Software Engineering Institute

Adobe Acrobat is software designed to create and manipulate Portable Document Format (PDF) files. The Adobe Acrobat Reader is a more widely-deployed free PDF viewer. Acrobat plug-ins are separate executable code modules designed to use the Acrobat SDK to work within the Acrobat framework and extend the functionality and features of Adobe's PDF viewers. These are typically dynamic libraries installed in a plug_ins directory (with the extension .api on Windows systems). Installed plug-ins run with the same execution privileges as the user running the Acrobat PDF viewer, but may cause other plug-ins to not be loaded at startup, depending on whether they are digitally signed to be "Acrobat Reader enabled."

Plug-ins can be digitally signed to provide some level of authenticity when being loaded into the Acrobat viewer environment (i.e., "Acrobat Reader enabled"). This is particularly useful in the Adobe Acrobat Reader software, as plug-ins not signed with an integration key (provided to legally licensed third-party developers only) should not be loaded when a preference is set to allow only Adobe certified plug-ins at startup. This preference is set in the viewer configuration (Acrobat Reader 5.1 for Windows, for example, has a 'Certified Plug-ins Only' checkbox under menu Edit->Preferences...->Optionsand stores its value in a registry key). The default setting for the "certified plug-ins only" preference varies according to installation path, version and platform of the Acrobat viewer. This digital certification has nothing to do with digital signatures applied to PDF documents. As noted in Adobe Acrobat Reader 5.1 Help (page 53):

Certified Plug-ins Only
Loads only Adobe-certified third-party plug-ins. If you use non-certified plug-ins for Acrobat Reader, make sure that you select this option to use the Web Buy feature or to open documents with additional usage rights.

The digital signature mechanism used by Adobe Acrobat and Adobe Acrobat Reader to determine if a plug-in is certified ("Reader enabled") only checks the Portable Executable (PE) header of the plug-in file (dynamic library). This cryptographic weakness can be used to make unsigned plug-ins appear to be certified by Adobe and loaded by Adobe Acrobat Reader regardless of the 'Certified Plug-ins Only' setting.

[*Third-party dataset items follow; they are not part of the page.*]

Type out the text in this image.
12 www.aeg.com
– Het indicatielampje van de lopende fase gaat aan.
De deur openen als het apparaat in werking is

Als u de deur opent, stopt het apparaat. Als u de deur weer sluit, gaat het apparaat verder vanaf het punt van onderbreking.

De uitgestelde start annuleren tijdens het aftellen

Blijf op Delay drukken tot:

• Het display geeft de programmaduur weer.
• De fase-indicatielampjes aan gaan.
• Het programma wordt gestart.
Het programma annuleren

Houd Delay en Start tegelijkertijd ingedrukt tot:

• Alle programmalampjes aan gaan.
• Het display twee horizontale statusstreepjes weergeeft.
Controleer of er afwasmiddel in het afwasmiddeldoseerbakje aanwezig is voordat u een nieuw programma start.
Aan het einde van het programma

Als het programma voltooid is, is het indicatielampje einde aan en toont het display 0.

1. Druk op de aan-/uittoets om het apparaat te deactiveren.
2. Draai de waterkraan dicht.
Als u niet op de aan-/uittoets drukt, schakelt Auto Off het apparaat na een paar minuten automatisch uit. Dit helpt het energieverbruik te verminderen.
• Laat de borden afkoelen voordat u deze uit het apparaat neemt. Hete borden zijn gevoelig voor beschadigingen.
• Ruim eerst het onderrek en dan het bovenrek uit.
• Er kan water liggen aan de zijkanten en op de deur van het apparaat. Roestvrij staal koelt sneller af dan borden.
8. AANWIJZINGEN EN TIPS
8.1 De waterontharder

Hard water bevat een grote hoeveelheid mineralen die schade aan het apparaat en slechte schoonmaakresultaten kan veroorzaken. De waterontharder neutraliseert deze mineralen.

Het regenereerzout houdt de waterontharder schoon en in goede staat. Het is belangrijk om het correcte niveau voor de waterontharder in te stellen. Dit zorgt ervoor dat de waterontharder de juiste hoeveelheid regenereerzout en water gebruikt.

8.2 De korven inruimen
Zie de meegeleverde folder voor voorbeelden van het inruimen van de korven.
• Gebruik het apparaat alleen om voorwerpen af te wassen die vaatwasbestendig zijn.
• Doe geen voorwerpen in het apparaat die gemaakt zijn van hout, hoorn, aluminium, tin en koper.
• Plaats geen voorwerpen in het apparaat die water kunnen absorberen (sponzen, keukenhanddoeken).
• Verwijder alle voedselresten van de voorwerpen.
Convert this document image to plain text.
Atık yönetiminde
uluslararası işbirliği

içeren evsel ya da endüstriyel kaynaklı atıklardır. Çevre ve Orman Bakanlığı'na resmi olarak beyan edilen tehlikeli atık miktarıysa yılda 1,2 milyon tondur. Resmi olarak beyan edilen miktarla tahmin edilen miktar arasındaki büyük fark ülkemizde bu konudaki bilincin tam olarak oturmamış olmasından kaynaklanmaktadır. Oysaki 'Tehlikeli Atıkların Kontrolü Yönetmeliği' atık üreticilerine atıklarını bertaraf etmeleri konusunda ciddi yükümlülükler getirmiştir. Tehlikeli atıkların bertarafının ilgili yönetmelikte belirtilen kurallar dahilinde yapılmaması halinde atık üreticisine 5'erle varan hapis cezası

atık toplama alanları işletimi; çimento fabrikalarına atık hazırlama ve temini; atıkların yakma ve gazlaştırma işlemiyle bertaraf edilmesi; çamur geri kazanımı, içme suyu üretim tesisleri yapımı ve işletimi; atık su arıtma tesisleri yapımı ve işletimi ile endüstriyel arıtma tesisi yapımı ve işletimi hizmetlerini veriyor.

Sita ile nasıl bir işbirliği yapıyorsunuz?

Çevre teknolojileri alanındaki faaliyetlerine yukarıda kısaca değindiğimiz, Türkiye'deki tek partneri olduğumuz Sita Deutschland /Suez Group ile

An intruder can exploit this vulnerability to make an unsigned plug-in appear to be certified by Adobe for use in Acrobat Reader:

• Any user induced to install a malicious plug-in with a forged digital signature into an Acrobat viewer plug_ins directory will have no way to differentiate it from other legitimately certified plug-ins (for example, by using Help->About Adobe Acrobat Plug-ins...in Acrobat Reader 5.1 for Windows).
• Any Acrobat plug-in designed to only load in certified mode in Adobe Acrobat Reader may execute in an untrustworthy computer environment, leading to other malicious behavior.
• Any PDF document created to only be loaded in Acrobat Reader certified mode may open in an untrustworthy user environment, leading to other malicious behavior.

Adobe has provided a statement regarding this issue, available here:http://www.kb.cert.org/vuls/id/JSHA-5EZQGZ

One potential workaround is to disallow all plug-ins from loading when an Acrobat viewer starts. To disable plug-in loading, press the 'Shift' key at start up.